Im Anschluss daran durfte in Ravels Auffassung von Walzerseligkeit eingetaucht werden. „La Valse“, in der Bearbeitung für 2 Klaviere und 2 Schlagwerker, beeindruckte gleich zu Beginn. Durch das zarte Hocharbeiten der Melodie aus den dunklen Anfangsklängen, hin zu einem wilden, fast ungestümen Walzerrhythmus, wurde deutlich, wie intensiv ein Dreivierteltakt erlebt werden kann. Die Melodieaufteilung, die sich in allen Instrumenten findet und die abschließenden furiosen Pauken- und Trommelschläge gestalteten ein ganz besonderes Hörerlebnis. Mit großer Treffsicherheit, was die Programmauswahl betrifft, erklang im Anschluss Ravels Bolero, dessen charakteristischer Ostinato-Rhythmus 169 Mal exakt von Thomas Schindl performt wurde. Kaum zu glauben, dass es in dieser kleinen Besetzung möglich ist, dieses bekannte Werk so zu interpretieren, dass die Abwesenheit von Streichern und Bläsern keine Rolle spielt. Und doch funktioniert dieses Experiment hervorragend. Einzig die so typischen Bläserschreie im letzten Abschnitt der Komposition wären durch den Einsatz der Xylophone wahrscheinlich besser zur Geltung gekommen als durch die pianistische Klangimitation.
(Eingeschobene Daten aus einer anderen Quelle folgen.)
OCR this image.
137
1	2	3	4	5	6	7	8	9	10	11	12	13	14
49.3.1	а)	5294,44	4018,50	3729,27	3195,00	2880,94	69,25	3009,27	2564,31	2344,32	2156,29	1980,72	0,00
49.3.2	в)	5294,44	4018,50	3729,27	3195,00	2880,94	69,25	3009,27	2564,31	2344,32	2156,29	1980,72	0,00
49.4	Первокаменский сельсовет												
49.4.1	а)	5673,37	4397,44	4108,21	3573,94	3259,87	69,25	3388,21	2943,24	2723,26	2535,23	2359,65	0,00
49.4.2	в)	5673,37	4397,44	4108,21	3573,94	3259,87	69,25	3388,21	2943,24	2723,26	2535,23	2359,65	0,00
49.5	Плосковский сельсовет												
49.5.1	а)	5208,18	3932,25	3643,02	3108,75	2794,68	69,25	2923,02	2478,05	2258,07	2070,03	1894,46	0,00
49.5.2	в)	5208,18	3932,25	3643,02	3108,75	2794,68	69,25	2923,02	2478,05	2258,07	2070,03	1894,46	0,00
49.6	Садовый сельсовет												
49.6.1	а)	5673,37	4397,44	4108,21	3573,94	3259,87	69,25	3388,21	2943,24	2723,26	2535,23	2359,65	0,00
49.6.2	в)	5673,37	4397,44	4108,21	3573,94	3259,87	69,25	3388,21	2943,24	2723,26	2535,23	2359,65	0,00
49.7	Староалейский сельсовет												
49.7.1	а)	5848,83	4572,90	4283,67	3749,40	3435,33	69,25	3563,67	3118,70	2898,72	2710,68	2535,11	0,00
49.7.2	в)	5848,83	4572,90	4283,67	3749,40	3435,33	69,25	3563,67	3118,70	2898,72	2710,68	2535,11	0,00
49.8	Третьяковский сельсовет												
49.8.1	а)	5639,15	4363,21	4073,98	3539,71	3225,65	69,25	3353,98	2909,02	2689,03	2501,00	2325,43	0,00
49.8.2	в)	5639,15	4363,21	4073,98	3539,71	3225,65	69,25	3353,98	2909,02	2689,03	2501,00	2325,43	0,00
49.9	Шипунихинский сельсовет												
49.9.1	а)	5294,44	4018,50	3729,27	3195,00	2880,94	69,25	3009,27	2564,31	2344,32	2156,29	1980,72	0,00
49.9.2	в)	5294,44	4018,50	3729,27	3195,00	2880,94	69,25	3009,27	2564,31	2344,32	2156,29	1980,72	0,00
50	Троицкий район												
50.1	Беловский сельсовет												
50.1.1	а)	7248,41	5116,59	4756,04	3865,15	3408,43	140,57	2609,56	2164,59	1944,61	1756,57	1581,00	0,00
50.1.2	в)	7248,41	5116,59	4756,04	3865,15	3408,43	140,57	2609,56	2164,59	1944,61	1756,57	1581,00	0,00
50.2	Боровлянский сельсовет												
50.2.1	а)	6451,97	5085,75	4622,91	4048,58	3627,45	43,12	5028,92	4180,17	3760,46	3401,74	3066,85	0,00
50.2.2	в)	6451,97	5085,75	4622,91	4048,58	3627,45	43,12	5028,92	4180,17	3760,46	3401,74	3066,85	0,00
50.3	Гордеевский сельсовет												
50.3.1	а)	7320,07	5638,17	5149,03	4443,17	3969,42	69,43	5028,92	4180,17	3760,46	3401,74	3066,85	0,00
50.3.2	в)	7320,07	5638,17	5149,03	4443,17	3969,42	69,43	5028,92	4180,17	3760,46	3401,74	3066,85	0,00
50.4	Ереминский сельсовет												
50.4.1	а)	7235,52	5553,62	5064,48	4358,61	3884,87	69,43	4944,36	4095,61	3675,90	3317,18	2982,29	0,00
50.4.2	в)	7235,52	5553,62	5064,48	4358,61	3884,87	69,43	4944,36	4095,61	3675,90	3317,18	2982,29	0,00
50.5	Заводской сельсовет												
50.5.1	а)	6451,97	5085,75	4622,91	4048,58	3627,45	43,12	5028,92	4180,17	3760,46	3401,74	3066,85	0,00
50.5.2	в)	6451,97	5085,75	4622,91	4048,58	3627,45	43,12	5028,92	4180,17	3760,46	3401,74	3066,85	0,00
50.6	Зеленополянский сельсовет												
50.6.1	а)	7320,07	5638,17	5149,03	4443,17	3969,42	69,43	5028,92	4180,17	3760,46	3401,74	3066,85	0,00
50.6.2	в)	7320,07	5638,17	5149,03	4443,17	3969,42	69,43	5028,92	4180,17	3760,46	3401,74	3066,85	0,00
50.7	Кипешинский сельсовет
Das Programm nach der Pause war ganz Leonard Bernstein gewidmet. Mit der Ouvertüre zu Candide und der Suite aus den symphonischen Tänzen der West Side Story versetzten die Musikerinnen und Musiker ihr Publikum in das Amerika des vorigen Jahrhunderts. Abermals unterstrichen sie, dass es möglich ist, die Besetzung eines großen Symphonieorchesters glaubwürdig auf vier Schultern zu verteilen. Wie schon bei den Werken zuvor wurde auch hier die besondere Spielfreude deutlich, die sich vor allem im Gesichtsausdruck von Flip Philipp widerspiegelt. Ob solistisch erklingende Rhythmen oder einfach nur „schöne“ melodische Passagen, Philipps Freude am Spiel und am Wunder des Klanges an sich ist unübersehbar und zugleich immens ansteckend. Die Aufforderung von Thomas Schindl, die Mambo-Rufe der Sharks und das Fingerschnippen der Jets kräftig ins musikalische Geschehen einzubringen, ließ sich das Publikum nicht zweimal sagen. Nach einer kurzen Probe, in der die dementsprechenden Einsätze geübt wurden, durfte dann tatsächlich aktiv „mitmusiziert“ werden – eine pfiffige Idee, die in dieser Art praktiziert, immer zum entsprechenden Erfolg führt. Intensiver, langer Applaus und Bravo-Rufe belohnten das Ensemble für sein dichtes Programm. Die „logische“ Zugabe, wie Johanna Gröbner den abschließenden Bernstein-Song „America“ betitelte, brachte noch einmal auf den Punkt, was die Attraktivität von „piano meets percussion“ ausmacht: Spaß am Musizieren, der sich auf das Publikum überträgt, ein hohes musikalisch-technisches Niveau aller Beteiligten, gepaart mit intelligenten Arrangements, die ein unglaubliches Klangvolumen erzeugen.